Você foi abordado por representantes de
Paul Bremer [chefe da Autoridade Provisória da Coalizão], que lhe ofereceram
incentivos.
Mas você também foi ameaçado por
supostos emissários de um movimento
bem organizado de resistência do partido Baath [do ex-ditador Saddam Hussein]. Eles o alertaram de que, a menos
que ajude a sabotar qualquer iniciativa
por parte das autoridades norte-americanas, você, sua mulher e seus filhos poderão sofrer graves consequências.
Essas pessoas garantem-lhe que, depois da partida dos americanos, a antiga
liderança voltará a tomar conta do país,
independentemente do que aconteça a
Saddam Hussein, e será impiedosa com
os colaboradores. Dizem-lhe que um
grande número de suicidas em potencial
já foi recrutado e que esses voluntários
explodirão dezenas de soldados americanos a cada semana. Não apenas isso,
dizem, mas também muitos mísseis de
lançamento foram contrabandeados
através da Síria. O uso desses mísseis garantirá que poucos helicópteros americanos levantem vôo. As tropas americanas serão, cedo ou tarde, expulsas das
ruas das cidades iraquianas. Portanto,
mesmo se os americanos ainda estiverem no Iraque daqui a um ano, eles estarão confinados em enclaves, impotentes
para afetar o rumo dos fatos.
Se você acreditar que os americanos
irão, de acordo com as palavras do presidente Bush, manter o controle da situação, você poderá encontrar a coragem
necessária para desconsiderar os alertas
sobre os perigos da colaboração. Mas, se
acreditar que o medo de Bush de ser derrotado nas eleições presidenciais de novembro de 2004 fará com que leve de volta para casa a maior parte das forças
americanas antes da criação de um regime democrático estável, você certamente obedecerá aos líderes da resistência.

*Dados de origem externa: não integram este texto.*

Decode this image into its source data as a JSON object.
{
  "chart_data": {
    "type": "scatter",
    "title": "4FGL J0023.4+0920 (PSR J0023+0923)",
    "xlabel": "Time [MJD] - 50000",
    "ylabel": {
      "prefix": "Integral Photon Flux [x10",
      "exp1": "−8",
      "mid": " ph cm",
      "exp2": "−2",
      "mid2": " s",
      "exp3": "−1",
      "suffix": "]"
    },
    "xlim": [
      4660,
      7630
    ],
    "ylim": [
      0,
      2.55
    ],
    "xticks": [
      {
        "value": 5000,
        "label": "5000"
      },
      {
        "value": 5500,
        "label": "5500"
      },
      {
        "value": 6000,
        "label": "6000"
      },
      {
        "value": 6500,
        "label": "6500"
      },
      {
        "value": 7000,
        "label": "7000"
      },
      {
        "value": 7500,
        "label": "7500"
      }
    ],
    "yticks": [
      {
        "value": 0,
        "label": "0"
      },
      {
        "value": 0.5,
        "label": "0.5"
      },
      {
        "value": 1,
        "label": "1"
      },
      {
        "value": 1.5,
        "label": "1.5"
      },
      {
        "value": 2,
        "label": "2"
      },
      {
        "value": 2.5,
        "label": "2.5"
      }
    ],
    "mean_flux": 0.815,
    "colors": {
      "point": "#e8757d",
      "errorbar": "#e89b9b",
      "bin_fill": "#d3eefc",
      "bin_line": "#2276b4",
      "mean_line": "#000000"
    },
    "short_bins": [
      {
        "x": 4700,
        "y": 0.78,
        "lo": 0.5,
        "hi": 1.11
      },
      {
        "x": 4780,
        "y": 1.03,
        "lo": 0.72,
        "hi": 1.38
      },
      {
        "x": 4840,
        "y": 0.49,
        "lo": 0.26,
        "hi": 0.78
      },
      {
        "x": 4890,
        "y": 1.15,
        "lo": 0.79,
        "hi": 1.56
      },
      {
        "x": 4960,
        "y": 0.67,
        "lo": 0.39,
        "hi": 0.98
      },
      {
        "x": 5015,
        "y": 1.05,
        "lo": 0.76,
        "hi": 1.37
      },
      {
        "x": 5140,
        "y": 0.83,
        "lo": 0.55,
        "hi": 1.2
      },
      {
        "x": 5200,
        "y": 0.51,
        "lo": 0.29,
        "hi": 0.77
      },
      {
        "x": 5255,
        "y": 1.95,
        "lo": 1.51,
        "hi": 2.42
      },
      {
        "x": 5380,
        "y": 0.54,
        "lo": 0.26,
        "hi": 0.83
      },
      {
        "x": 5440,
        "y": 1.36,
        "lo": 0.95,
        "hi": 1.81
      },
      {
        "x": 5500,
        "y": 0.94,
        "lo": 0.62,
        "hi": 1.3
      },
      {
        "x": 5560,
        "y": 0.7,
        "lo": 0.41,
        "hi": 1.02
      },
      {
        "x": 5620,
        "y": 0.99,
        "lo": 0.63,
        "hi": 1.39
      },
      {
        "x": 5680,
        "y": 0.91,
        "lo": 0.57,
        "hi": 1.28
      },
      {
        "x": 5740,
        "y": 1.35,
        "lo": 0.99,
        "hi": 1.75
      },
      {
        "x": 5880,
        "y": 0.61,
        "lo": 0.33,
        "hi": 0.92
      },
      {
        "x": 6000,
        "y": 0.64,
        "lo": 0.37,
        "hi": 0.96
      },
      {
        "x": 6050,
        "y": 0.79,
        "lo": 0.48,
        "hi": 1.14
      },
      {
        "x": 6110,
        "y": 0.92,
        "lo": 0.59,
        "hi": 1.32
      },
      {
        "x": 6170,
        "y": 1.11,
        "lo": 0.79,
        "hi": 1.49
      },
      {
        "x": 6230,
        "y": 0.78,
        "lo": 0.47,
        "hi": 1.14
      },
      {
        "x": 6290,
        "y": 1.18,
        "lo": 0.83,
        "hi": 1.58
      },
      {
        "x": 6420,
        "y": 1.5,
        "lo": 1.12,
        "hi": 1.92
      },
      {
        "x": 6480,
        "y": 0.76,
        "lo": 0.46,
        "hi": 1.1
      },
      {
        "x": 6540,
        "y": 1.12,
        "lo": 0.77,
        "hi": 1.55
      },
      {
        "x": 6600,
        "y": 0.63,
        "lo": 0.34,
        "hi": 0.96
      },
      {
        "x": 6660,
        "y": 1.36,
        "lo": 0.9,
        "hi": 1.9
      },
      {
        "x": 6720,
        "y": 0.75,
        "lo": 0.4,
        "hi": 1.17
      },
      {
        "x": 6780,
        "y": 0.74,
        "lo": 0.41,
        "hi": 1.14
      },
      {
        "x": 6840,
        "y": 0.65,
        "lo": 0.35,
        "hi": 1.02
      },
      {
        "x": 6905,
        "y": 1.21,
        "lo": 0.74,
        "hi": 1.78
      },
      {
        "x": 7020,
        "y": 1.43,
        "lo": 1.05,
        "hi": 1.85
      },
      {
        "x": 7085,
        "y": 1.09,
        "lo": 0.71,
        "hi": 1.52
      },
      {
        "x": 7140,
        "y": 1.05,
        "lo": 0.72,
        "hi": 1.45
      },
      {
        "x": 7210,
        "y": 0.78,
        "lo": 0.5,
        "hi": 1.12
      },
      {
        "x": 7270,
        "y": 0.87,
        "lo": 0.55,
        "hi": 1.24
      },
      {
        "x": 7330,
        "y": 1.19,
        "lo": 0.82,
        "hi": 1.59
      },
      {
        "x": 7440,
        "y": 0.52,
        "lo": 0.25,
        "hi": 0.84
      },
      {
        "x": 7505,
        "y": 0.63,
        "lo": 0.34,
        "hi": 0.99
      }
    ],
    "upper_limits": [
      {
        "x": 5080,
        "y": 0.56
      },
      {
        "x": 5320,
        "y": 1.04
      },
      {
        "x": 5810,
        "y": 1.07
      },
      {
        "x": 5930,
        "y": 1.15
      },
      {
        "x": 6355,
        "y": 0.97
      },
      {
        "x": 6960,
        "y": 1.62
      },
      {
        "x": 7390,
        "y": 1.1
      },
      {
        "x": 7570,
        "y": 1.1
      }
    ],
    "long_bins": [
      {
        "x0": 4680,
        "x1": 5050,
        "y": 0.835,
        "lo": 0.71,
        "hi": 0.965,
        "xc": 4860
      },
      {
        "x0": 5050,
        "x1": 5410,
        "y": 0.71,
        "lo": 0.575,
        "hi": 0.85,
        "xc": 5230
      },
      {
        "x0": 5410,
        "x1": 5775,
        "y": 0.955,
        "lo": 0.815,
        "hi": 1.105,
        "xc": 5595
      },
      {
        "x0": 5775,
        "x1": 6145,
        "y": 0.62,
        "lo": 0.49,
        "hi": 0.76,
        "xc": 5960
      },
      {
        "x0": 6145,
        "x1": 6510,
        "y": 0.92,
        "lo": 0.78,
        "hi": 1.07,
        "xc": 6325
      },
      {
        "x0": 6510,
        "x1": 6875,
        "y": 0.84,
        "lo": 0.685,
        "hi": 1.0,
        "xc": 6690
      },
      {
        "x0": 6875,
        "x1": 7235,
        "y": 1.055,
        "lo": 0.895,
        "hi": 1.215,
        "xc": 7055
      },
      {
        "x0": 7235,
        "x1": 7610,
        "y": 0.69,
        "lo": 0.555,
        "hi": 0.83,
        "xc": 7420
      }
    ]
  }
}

Você gostaria muito de colaborar com
os americanos, porque espera algum dia
poder viver em um país livre e acredita
na sinceridade dos EUA em querer levar
as liberdades da democracia ao mundo
árabe. Mas você não se sente capaz de
prever qual será a atitude do governo
norte-americano. Assim, você coloca em
prática sua fluência em inglês, acessando
todas as fontes de informação disponíveis sobre política e opinião pública
americanas, na esperança de descobrir
como as forças de ocupação poderão
agir diante de diferentes contingências.
Previsão
O que o burocrata iraquiano que eu acabei de descrever encontraria em meio às tentativas de acumular informações suficientes para fazer uma
previsão confiável?
Ele ficaria sabendo que alguns dos líderes do Partido Democrata e um grande
número de democratas no Congresso
querem recusar a verba de bilhões de dólares necessária para apoiar a reconstrução do Iraque. Esses políticos compartilham da opinião dos estudantes de esquerda que fizeram manifestações nas
ruas no início da guerra e que agora
usam broches com os dizeres "tragam
nossos soldados para casa".
No entanto outros líderes democratas,
a maioria de esquerdistas mais velhos,
insistem que essa decisão seria desastrosa. Segundo eles, se o Iraque sucumbir ao
despotismo ou se o Baath algum dia voltar ao poder, os danos ao prestígio americano seriam tão grandes que impossibilitariam os EUA de ser um protagonista do cenário mundial. Eles são a favor de
permanecer pelo tempo necessário para
concretizar as promessas de Bush, apesar de acharem que a guerra foi um terrível engano.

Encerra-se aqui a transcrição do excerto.